What should we pay attention to when designing an aggregate?

• We should design our aggregates small and simple by avoiding a large number of one-to-many relations and reading and writing small data.
• We should refer to another Aggregate by using its’ ID instead of referring to it directly. It is possible to create a Value Object that has the ID of another Aggregate Root.

public class Order extends AggregateRoot<OrderId> {

    private CustomerId customerId;

    // Other fields and Methods

    public void copyCustomerInformationToOrder(CustomerRepository repository) {
        Customer customer = repository.findById(customerId);
        setCustomerName(customer.getName());
        setCustomerSurname(customer.getSurname());
    }
}

• All Aggregates would have their transaction and after any state change occurred, all aggregate committed their transaction because they have a separate transaction. Therefore, when we need to handle transactions for multiple Aggregates, using domain events and eventual consistency is a good choice.
• To prevent data loss while saving or updating Aggregates, we can use optimistic locking which is easy to distribute and scale

Domain Events

It is an event that occurs in the business process. As we know that a domain model has a static state at a time. By the domain events, the state of the model is changing. Domain events have a specific order, one operation can not start unless another event happens.
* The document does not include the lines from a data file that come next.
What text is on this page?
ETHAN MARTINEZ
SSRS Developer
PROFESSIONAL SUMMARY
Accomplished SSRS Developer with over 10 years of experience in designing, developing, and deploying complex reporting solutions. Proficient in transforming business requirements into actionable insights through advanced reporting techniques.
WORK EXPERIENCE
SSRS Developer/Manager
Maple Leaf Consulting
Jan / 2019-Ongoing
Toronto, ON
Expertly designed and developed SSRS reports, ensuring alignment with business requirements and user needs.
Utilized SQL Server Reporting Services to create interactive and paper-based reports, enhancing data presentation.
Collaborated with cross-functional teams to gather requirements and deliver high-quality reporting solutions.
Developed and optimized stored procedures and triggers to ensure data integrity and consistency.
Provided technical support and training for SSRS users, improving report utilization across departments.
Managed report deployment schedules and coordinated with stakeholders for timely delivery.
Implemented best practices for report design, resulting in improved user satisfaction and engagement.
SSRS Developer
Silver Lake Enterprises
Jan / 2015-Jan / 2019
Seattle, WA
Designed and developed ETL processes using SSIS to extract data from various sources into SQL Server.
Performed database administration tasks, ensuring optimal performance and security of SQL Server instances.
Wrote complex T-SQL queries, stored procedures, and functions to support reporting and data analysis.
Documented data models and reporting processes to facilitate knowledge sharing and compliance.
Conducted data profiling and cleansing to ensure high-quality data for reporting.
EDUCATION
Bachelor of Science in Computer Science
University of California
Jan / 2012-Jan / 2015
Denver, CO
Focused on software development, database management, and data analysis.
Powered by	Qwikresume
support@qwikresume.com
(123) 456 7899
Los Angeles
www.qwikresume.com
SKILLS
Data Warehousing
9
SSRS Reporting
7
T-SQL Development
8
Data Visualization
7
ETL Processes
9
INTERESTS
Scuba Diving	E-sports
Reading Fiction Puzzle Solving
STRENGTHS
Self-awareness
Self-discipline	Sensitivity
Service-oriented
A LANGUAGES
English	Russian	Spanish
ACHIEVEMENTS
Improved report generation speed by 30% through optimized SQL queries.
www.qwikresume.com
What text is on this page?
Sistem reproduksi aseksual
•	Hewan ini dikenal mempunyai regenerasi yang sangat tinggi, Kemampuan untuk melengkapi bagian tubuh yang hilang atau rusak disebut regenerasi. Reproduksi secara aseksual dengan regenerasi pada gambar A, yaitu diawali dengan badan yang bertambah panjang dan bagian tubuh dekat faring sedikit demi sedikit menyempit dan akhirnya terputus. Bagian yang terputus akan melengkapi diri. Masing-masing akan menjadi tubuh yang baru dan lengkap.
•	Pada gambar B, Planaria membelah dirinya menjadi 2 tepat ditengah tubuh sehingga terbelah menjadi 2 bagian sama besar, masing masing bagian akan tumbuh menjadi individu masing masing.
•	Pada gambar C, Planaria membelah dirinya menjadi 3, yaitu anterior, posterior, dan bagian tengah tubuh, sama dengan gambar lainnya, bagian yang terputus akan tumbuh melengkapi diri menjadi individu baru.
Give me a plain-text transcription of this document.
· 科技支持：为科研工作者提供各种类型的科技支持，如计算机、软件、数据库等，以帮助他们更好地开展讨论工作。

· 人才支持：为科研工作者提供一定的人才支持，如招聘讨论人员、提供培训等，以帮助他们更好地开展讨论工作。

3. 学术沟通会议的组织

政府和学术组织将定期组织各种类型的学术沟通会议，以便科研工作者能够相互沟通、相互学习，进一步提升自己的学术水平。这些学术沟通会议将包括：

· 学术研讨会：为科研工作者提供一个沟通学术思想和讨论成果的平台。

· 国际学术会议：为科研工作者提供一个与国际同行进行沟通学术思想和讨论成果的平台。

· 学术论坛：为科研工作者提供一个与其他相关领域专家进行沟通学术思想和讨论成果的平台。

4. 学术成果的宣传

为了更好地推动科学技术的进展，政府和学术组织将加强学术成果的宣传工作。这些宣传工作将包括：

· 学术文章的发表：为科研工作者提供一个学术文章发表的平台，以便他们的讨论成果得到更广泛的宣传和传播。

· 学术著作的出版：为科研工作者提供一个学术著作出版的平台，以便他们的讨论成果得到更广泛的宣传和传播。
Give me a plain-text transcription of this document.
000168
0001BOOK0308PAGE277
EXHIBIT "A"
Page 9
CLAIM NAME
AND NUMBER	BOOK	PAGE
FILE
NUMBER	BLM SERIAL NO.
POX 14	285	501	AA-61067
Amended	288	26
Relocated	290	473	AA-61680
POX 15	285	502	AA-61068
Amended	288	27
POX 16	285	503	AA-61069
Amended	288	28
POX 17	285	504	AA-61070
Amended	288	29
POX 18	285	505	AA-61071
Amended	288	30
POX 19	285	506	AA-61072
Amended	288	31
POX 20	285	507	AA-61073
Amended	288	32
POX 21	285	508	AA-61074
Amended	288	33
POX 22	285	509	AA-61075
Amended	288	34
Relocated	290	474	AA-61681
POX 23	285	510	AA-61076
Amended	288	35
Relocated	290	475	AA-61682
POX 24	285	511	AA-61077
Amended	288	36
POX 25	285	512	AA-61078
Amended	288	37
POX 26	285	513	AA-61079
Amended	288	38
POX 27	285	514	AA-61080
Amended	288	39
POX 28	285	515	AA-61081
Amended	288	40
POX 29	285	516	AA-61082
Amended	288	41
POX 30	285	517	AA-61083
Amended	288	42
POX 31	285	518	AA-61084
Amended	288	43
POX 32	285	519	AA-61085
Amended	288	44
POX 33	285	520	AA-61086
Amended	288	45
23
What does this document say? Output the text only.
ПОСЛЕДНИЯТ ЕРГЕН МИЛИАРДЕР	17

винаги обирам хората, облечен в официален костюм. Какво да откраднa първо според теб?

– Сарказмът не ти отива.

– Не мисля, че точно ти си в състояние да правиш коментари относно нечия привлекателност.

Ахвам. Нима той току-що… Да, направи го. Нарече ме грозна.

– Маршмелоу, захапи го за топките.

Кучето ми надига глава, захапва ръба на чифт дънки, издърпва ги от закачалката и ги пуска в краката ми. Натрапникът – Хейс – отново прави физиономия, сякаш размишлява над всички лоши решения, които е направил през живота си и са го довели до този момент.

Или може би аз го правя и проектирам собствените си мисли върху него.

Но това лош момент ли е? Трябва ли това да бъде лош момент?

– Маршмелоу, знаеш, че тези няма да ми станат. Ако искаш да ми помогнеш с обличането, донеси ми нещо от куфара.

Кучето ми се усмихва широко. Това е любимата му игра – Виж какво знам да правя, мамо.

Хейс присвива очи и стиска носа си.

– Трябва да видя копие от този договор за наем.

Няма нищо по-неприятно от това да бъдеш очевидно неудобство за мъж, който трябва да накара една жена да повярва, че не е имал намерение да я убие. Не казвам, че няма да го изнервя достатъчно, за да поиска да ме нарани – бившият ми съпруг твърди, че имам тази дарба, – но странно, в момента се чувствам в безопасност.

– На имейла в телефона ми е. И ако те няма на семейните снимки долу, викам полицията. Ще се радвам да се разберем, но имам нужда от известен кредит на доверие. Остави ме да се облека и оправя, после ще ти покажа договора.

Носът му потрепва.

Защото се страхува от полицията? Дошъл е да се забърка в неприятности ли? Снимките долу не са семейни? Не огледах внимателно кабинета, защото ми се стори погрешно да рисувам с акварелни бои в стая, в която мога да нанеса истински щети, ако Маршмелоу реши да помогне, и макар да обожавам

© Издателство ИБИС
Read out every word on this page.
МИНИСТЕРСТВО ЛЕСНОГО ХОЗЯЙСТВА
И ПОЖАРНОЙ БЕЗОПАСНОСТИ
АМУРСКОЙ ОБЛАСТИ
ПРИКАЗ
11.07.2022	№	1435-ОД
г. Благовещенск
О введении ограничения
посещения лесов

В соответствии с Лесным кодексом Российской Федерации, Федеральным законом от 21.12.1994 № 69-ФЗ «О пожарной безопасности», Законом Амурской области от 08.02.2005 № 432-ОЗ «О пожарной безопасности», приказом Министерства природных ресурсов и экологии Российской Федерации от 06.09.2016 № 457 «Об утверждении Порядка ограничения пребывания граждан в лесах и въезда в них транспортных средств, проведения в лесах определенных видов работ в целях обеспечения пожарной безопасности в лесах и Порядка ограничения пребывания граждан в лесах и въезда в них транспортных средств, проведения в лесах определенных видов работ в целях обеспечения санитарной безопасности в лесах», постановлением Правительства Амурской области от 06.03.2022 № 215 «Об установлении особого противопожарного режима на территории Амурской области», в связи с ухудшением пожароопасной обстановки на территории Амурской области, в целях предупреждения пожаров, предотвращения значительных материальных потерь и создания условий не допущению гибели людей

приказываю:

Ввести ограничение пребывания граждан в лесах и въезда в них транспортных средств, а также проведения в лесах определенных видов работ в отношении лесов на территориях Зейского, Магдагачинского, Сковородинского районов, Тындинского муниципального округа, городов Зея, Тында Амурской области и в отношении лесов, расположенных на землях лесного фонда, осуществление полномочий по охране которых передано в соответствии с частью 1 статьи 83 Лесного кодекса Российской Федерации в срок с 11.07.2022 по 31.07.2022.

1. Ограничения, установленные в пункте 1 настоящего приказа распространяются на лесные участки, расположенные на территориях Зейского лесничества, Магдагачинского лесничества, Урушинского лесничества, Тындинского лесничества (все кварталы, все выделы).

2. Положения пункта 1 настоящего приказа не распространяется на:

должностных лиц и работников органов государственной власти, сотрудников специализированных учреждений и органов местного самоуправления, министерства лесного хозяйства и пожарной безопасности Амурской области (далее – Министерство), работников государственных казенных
It means that an Aggregate can not modify or create unless another Aggregate operation is completed.

Domain events are published by Aggregate Root or Services. They should not be updated and they should have creation time and ID to make them unique.

It is possible to consume events by more than one listener and the publishers who create an event are not care about the event is consumed successfully or not because all listeners have their transactions. Thanks to this, adding a new feature to our system is quite easy because the codes that we developed before are not affected by these new features. We just add new listeners and grow our business requirements.

Event Sourcing

All domain events are caused by a Command. Aggregates take command and make the necessary business validation and update or create the aggregate.

Then publish the domain event to the event store. Thanks to this we never lose our business data by applying all the domain events one by one to create the final state of the aggregate. Therefore, all aggregate should have their transaction, and modifying the aggregate state and saving the event to the event store should be in a single transaction.

For example, assume that we are using Trendyol Wallet effectively and we make 10 transactions per week. after 2 years our wallet aggregate started to deal with 960 events and the number of events will be increased day by day. Because of this reason, the performance of our system can be diminished. To prevent this performance loss, we can use caching and snapshots. Caching is about storing the latest state somewhere. And snapshotting strategies are about snapshotting every N number of events or snapshot events when specific types of events occurred or. etc.

In this article, I tried to give some information about Why we need DDD and Event Sourcing. Next article, I am going to mention about CQRS & Event Sourcing with Axon Framework.

Thank you for sharing your time and reading my Article!!.